Find the principal value of a complex number

Question

I've been given the number \begin{equation} i^{2-3i} \end{equation} I've used the following formula \begin{equation} z^c=e^{(c\log{z})} \end{equation} Which has given me \begin{equation} e^{(2-3i)\log{i}} \end{equation} I'm unsure if this is the principal value?

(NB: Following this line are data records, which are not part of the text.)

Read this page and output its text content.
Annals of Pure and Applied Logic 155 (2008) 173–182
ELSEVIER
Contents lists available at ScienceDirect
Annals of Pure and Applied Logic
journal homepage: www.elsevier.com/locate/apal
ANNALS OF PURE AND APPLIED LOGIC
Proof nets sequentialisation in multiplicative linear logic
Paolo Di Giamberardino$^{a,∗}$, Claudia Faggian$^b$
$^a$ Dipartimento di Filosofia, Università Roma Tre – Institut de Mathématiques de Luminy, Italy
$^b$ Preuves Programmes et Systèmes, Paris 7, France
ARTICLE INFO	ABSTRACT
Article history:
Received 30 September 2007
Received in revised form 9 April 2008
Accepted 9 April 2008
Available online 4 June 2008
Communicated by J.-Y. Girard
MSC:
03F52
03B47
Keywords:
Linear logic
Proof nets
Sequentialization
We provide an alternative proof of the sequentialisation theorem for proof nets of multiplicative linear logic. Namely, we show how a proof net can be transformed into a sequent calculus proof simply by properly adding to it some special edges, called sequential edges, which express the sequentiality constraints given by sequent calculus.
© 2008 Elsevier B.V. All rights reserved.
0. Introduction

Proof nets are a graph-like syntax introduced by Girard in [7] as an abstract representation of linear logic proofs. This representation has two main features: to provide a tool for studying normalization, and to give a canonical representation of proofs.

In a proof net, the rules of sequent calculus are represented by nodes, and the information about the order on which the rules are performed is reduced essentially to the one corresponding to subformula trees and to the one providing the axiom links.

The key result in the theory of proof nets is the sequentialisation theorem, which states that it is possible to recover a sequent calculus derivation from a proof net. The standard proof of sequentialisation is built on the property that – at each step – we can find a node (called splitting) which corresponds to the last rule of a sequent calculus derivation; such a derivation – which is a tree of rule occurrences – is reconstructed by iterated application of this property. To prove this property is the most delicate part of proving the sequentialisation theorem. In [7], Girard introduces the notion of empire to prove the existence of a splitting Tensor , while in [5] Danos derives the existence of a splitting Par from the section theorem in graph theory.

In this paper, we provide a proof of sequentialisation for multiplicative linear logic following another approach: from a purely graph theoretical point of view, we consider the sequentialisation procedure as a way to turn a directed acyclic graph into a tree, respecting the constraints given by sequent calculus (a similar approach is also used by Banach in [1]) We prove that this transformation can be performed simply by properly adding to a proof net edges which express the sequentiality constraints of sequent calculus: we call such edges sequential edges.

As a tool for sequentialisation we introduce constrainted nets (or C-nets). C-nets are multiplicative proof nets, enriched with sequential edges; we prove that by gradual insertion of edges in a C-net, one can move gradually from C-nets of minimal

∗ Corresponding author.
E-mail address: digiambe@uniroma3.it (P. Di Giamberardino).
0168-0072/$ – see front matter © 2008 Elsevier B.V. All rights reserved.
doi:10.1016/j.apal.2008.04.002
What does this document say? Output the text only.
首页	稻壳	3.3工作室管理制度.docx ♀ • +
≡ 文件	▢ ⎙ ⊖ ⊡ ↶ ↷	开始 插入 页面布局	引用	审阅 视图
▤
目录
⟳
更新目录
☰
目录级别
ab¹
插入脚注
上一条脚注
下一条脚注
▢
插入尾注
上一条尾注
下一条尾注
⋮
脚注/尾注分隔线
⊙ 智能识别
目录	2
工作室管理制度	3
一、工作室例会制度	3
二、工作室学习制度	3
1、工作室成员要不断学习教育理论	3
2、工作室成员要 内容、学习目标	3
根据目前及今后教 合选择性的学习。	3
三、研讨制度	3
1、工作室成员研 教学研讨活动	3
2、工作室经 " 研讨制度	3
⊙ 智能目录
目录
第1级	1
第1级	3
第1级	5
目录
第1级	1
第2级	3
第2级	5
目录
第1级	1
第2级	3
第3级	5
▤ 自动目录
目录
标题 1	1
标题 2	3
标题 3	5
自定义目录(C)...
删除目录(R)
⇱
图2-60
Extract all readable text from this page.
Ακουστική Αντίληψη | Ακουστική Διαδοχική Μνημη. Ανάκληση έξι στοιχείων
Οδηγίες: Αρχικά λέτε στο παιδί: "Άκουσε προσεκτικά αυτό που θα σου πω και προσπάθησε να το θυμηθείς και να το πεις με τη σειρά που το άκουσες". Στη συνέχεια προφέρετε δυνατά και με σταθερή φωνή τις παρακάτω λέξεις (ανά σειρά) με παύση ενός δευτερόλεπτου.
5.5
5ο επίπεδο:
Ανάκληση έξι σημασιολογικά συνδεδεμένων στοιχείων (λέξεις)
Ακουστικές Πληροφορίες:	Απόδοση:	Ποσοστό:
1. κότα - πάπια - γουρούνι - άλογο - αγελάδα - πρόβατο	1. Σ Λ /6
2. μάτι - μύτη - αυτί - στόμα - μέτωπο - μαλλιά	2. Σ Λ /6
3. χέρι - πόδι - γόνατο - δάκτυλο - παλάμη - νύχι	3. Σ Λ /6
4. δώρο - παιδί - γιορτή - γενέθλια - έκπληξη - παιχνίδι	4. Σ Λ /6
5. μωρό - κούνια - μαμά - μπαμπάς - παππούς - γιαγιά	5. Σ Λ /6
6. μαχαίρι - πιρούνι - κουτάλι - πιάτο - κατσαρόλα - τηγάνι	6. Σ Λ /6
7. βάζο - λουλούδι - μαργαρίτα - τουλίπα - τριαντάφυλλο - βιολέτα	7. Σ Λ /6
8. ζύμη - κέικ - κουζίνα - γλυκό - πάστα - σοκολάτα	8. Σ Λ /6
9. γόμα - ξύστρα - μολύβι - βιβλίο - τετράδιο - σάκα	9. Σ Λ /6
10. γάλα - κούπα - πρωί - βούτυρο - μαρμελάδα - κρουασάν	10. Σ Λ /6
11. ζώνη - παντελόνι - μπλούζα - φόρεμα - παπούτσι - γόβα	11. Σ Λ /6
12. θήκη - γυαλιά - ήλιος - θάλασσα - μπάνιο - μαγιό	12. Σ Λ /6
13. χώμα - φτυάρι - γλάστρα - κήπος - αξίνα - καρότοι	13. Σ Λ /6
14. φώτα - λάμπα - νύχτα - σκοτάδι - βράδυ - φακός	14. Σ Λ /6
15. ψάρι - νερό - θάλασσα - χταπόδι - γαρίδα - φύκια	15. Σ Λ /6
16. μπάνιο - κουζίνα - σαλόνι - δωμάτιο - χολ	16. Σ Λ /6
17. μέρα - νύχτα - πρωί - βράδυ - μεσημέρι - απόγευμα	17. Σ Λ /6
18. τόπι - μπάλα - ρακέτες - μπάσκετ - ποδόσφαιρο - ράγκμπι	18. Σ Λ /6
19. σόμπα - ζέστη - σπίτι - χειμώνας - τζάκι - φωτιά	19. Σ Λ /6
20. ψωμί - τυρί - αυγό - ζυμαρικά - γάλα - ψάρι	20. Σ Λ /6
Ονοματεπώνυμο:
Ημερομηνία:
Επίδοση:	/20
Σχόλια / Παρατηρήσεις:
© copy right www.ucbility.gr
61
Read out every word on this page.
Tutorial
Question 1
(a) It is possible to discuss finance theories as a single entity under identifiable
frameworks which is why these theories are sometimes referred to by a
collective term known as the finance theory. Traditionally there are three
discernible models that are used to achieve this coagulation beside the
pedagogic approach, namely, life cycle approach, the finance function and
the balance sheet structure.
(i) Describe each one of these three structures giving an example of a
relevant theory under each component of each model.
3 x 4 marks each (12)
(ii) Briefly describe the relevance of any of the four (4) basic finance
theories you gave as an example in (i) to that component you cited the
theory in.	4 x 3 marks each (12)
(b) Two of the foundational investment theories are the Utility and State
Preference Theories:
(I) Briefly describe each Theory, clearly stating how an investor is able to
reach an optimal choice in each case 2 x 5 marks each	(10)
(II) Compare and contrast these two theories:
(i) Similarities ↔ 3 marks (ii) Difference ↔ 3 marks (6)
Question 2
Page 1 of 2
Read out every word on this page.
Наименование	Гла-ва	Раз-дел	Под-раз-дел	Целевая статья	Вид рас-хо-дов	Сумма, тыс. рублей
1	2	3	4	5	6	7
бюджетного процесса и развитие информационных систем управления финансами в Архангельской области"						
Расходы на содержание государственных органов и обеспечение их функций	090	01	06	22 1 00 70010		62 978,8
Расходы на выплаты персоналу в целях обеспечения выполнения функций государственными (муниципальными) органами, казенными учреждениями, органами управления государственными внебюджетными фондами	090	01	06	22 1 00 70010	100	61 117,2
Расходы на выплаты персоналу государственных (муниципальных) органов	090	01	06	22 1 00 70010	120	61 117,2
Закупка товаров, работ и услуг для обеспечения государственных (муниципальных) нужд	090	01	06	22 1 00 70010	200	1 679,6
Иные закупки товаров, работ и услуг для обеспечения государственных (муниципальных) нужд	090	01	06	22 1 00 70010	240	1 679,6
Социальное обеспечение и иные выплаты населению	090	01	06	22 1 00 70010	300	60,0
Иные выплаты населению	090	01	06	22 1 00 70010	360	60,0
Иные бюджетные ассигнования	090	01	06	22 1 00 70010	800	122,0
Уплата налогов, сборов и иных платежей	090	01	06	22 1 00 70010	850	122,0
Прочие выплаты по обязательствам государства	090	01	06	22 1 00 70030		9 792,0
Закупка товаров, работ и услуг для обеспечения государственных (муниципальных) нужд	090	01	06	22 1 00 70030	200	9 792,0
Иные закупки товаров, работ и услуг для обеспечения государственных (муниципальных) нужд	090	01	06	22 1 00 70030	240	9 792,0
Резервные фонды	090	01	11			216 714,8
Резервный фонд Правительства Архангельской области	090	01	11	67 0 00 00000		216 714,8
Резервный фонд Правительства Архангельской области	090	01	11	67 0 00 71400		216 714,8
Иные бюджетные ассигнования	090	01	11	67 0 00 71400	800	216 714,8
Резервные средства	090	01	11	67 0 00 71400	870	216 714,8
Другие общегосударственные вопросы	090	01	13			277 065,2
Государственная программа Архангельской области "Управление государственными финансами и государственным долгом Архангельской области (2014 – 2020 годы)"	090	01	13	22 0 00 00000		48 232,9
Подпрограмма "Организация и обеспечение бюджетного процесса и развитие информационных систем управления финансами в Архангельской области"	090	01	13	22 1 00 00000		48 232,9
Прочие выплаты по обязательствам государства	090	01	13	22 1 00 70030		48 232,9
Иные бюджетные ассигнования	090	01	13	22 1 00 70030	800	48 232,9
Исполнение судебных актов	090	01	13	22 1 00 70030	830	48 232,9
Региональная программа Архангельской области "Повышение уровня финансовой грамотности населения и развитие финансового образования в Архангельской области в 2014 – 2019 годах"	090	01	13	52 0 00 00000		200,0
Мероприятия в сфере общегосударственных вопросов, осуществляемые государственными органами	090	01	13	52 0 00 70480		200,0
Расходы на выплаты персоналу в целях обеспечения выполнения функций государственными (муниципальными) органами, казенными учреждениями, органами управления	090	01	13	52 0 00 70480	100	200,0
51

Or on what I have to do next

Answer 1

$$i^{2-3i}=e^{(2-3i)\text{Log}\,i}=e^{(2-3i)\left(\log|i|+i\arg i\right)}=e^{(2-3i)\cdot\pi i/2}=e^{\pi i+\frac32\pi}=-e^{\frac{3\pi}2}$$

The principal value of a complex number is usually accepted as having argument in $\;[0,2\pi)\;$

Answer 2

For a more general overview https://math.stackexchange.com/a/3729281/399263

Note that when we have $z^u$ we are interested in $\ln(z)$ principal value because we have to choose a branch of the logarithm, the exponent $u$ does not pose an issue.

In fact setting $\begin{cases} z=a+ib=re^{i\theta}\\u=c+id\end{cases}$

If we consider $\arg(z^u)=\big(d\ln(r)+c(\theta+2k\pi)\big)\bigg|_{k\in\mathbb Z}$ it may not have values inside $[0,2\pi)$ (if $c$ is large) or have many (if $c$ is small), you could eventually choose a $k_0$ that minimize the absolute value of the argument but would that be really relevant ?

It makes more sense to take $k=0$ which correspond to the principal value of $\ln(z)$, which is the operation that leads to multivaluation.

In our case $z=i$ and $u=2-3i$

So $\ i^{2-3i}=\exp((2-3i)(i\frac{\pi}2+2ik\pi))=\exp(\frac{3\pi}2+i\pi+6k\pi+4ik\pi)=z_0\times w^k$

Since $\exp(i\pi)=-1$ and $\exp(4ik\pi)=1$ we have $$i^{2-3i} = z_0\times w^k\quad\text{where } \begin{cases}z_0=-e^{\frac{3\pi}2}\\ w=e^{6\pi}\end{cases}\ \text{ and }\ k\in\mathbb Z$$

And this is this $z_0$ we call the principal value.